Wausau Event Focuses on Impact of Homicide on Victims' Families
Rasmussen College adjunct instructor and 22-year Green Bay police veteran, Mike Knetzger, addressed a packed house at the Wausau campus on Oct. 29 when he shared the story of his daughter, Ashley, who was killed by a drunk driver in 2008.
Ashley and her friend Talhia Heroux were 18 years old when convicted drunk driver Anrietta Geske—driving in excess of 80 mph—slammed into the side of Heroux’s Buick on that fateful night six years ago. Both girls in the Buick died. Geske was convicted of five charges—including two counts of first-degree reckless homicide—and was sentenced to 80 years in the Wisconsin State Prison system.
Knetzger has shared Ashley’s story with more than 2,000 communities around the country, including high schools, community groups and law enforcement organizations. He shares her story in hopes of putting a stop to violent crimes and to motivate other law enforcement officers to continue making a difference in the lives of others.
“He sees that as one of his purposes in life—for change and community impact,” said Shauna Froelich, justice studies program coordinator at the Green Bay campus.
Knetzger’s presentation drew police and probation officers, justice studies and healthcare students, community members from the Marathon County Alcohol and Other Drug Partnership Council (AOD) and youth from the Marathon County restorative justice program. Froelich was really happy to see the youth justice program bring minors with traffic violations to the event.
The first part of Knetzger’s 3-hour presentation was primarily focused on the loss of his daughter, going through the 911 calls, the impact it had on his family, counseling and how he came back to serve as an officer.
Knetzger shared how he wanted to retire on disability due to the building stress and emotional pain. His counselor asked him the simple question: “What would Ashley want you to do?” Knetzger knew his daughter would want him to continue making an impact on the community so he returned to work 30 days after her death.
The second portion of his presentation focused on examining ethics and how to protect and serve a community. This portion of the presentation was more focused on law enforcement, but Knetzger made it a point to acknowledge the importance of everyone in the community coming together to protect one another and value life.

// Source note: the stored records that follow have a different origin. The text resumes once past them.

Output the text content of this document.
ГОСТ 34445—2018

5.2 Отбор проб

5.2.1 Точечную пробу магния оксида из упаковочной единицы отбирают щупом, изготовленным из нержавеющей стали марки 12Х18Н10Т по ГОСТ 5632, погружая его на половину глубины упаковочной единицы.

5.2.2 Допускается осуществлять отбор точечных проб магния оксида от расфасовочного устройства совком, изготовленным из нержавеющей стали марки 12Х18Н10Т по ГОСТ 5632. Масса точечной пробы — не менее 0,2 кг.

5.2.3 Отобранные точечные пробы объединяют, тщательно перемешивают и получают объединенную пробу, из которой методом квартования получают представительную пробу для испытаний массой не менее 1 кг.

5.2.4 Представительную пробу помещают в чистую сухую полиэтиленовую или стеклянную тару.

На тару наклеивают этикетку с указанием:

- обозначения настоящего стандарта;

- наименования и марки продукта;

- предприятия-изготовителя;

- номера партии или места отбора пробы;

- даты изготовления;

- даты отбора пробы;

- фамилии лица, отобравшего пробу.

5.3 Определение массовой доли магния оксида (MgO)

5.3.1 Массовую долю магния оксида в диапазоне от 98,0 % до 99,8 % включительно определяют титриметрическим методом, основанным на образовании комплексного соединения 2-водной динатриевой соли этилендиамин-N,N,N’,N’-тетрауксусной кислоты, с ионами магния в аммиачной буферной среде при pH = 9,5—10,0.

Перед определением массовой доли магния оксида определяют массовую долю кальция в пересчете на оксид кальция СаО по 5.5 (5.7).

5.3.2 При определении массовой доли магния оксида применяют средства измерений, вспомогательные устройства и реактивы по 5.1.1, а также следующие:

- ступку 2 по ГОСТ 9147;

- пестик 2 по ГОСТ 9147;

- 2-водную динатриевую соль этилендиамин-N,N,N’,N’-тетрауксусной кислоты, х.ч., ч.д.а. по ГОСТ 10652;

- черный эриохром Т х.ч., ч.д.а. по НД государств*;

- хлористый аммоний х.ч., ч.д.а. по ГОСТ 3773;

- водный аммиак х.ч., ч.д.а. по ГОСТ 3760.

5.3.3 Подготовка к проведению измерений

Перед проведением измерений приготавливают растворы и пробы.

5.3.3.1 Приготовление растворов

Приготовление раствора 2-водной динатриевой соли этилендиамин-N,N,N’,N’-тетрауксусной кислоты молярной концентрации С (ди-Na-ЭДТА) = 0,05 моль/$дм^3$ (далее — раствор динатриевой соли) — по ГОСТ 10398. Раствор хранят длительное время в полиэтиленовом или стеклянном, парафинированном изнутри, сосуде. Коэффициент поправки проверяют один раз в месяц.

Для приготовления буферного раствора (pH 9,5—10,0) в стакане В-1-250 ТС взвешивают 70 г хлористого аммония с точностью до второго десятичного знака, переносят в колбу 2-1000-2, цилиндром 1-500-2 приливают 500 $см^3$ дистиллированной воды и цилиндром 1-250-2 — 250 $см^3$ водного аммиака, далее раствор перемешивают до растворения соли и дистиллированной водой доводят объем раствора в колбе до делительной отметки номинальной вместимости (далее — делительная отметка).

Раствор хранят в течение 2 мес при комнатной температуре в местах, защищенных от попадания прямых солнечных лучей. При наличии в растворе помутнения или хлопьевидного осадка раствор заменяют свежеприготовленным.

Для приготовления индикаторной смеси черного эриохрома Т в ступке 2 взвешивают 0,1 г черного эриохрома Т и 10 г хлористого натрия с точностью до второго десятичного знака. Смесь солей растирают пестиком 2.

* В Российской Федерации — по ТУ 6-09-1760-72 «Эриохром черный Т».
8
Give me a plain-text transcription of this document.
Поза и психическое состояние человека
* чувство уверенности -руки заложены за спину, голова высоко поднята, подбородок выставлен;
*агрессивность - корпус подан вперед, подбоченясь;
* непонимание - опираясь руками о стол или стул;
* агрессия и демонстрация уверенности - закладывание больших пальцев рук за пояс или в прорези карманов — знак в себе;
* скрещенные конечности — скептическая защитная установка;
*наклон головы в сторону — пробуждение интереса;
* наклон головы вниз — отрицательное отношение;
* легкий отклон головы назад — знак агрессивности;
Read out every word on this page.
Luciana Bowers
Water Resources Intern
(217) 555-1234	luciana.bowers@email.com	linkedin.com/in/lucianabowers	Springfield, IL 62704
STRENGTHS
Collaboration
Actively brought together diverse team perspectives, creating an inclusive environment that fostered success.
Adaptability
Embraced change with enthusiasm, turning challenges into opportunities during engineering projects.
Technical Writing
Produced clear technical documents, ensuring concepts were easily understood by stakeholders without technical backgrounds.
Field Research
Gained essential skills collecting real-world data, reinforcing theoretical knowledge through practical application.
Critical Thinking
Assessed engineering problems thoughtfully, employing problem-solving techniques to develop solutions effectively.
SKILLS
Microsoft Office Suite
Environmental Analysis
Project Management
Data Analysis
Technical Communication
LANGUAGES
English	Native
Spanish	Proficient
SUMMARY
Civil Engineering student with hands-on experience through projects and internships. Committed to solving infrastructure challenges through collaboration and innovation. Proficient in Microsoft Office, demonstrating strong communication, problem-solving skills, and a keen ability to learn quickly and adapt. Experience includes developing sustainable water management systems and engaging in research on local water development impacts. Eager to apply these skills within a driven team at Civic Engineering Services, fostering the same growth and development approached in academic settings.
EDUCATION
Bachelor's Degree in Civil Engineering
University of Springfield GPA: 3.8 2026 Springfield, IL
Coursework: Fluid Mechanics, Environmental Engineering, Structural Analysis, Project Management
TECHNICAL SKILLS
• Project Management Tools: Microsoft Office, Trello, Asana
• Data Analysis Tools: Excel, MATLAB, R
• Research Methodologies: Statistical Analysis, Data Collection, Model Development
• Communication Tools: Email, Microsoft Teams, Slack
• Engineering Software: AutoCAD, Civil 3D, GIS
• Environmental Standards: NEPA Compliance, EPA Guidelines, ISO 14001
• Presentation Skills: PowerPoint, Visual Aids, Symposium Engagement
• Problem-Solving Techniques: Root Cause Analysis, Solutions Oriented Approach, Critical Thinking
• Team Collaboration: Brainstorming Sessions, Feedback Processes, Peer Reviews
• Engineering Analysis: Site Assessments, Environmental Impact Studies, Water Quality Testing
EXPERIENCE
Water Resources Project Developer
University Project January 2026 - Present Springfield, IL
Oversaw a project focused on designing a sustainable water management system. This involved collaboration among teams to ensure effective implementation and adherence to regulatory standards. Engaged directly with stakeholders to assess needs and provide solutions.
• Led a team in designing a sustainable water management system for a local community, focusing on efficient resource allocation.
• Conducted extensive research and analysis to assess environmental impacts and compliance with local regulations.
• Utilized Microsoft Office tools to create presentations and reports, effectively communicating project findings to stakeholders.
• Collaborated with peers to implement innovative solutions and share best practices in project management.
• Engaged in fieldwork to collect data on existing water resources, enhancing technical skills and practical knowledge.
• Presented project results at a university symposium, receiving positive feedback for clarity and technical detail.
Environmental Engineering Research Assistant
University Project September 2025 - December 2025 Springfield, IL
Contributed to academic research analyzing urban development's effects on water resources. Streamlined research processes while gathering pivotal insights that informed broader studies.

“The officers who investigated the crash that killed Ashley made a difference and allowed for justice,” Knetzger said. “The prosecution fought for us and prevailed. Justice does not bring Ashley back, but if we, the police, don’t fight for victims and speak for their loved ones, then nobody will. I have experienced the difference that police officers can make.”
Rasmussen College decided to feature Knetzger’s presentation at all three Wisconsin campuses due to the poignancy of the message. Froelich’s hope is that attendees will hear about his tragedy, but also his personal growth and journey to serve again as a police officer.
The college hoped it would attract a diverse group, and knew that anyone who sat and listened to his story would be impacted.
“For law enforcement students, we wanted them to think about why they are choosing to serve. The answer is to help others,” Froelich said.